At first Williams was angry and upset that was one of her friends would consider cutting ties with her, but then it dawned on her — she didn’t need people in her life that didn’t appreciate and value her friendship.
“I thought if you’re not interested, I’m pulling up anchor on our friendship first,” said Williams. “I don’t need anybody who isn’t really there. If it’s not a two-way street, let’s not.”
The break up was painful, Williams said, and caused her to doubt everything she knew about herself and reexamine what she believed. But now, almost a decade later, Williams feels she’s a better friend because of it.
It’s Williams’ experience with friendships that is the centre of a new play on at the Belfry Theatre.
Taking Off, which is written by Williams who also plays the lead role, is a one-woman comedy featuring Minnie, a middle age, middle-class woman struggling with career, relationships, weight and family demands.
It explores the rules of friendships, asking questions about how to break up with a friend — something Williams said both men and women of all ages can relate to.
“There’s a lot of pressure to keep friends forever. We don’t give our young people rules for friendship. It’s an amorphous thing and it can really hurt,” Williams said. “They’re (relationships) the huge anchor in most women’s lives and yet we don’t really know what the other person is thinking about a friendship.”

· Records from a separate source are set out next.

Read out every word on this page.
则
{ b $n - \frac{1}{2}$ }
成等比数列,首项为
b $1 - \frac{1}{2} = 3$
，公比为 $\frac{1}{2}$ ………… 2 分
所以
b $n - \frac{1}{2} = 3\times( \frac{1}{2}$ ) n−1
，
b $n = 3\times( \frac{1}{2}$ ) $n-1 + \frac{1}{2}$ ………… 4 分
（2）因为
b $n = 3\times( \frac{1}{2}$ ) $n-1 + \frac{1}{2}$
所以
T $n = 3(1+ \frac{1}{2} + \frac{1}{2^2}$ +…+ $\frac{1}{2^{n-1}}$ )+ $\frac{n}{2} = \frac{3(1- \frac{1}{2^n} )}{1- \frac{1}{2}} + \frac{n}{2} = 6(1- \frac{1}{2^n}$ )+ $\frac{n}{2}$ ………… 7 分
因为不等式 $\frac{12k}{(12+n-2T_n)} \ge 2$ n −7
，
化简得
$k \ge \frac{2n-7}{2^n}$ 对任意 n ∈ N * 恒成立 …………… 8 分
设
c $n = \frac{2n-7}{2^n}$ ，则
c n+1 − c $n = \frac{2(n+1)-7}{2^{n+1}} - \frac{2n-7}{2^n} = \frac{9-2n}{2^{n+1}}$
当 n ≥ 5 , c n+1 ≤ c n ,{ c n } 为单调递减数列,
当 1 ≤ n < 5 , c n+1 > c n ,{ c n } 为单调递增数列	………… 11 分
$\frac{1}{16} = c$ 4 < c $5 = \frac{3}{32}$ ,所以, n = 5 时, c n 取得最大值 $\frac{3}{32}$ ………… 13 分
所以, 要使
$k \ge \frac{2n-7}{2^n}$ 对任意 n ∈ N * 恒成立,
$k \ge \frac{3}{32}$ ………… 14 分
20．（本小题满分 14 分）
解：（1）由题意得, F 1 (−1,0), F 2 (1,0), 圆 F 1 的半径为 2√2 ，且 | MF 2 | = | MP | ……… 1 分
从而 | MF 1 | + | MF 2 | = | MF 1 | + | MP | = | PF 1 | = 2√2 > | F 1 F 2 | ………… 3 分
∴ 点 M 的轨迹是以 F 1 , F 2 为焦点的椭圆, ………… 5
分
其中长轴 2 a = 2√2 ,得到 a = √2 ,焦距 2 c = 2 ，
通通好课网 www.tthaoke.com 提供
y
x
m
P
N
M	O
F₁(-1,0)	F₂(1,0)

But Williams didn’t just base Taking Off on her own experiences. During the seven years (on and off) it took her to complete the play, she gathered stories from other people’s relationships as well.
If she was at a party, she’d strike up a conversation with someone and tell them she was working on a play about friendship, in which people would often open up about their personal experiences, and feelings of guilt and betrayal.
While Williams has written a number of plays for young audiences, this is the first adult play she’s written on her own. Now, she’s both excited and nervous to see her hard work hit the stage.
“I hope people will feel like they’re let off the hook a little bit in terms of guilt they’re carrying around about loss of friendship,” said Williams, adding the play will make you laugh and cry.
“I hope they feel better about themselves and acknowledge that it’s okay, everybody is okay. You don’t need to be everybody’s best friend.”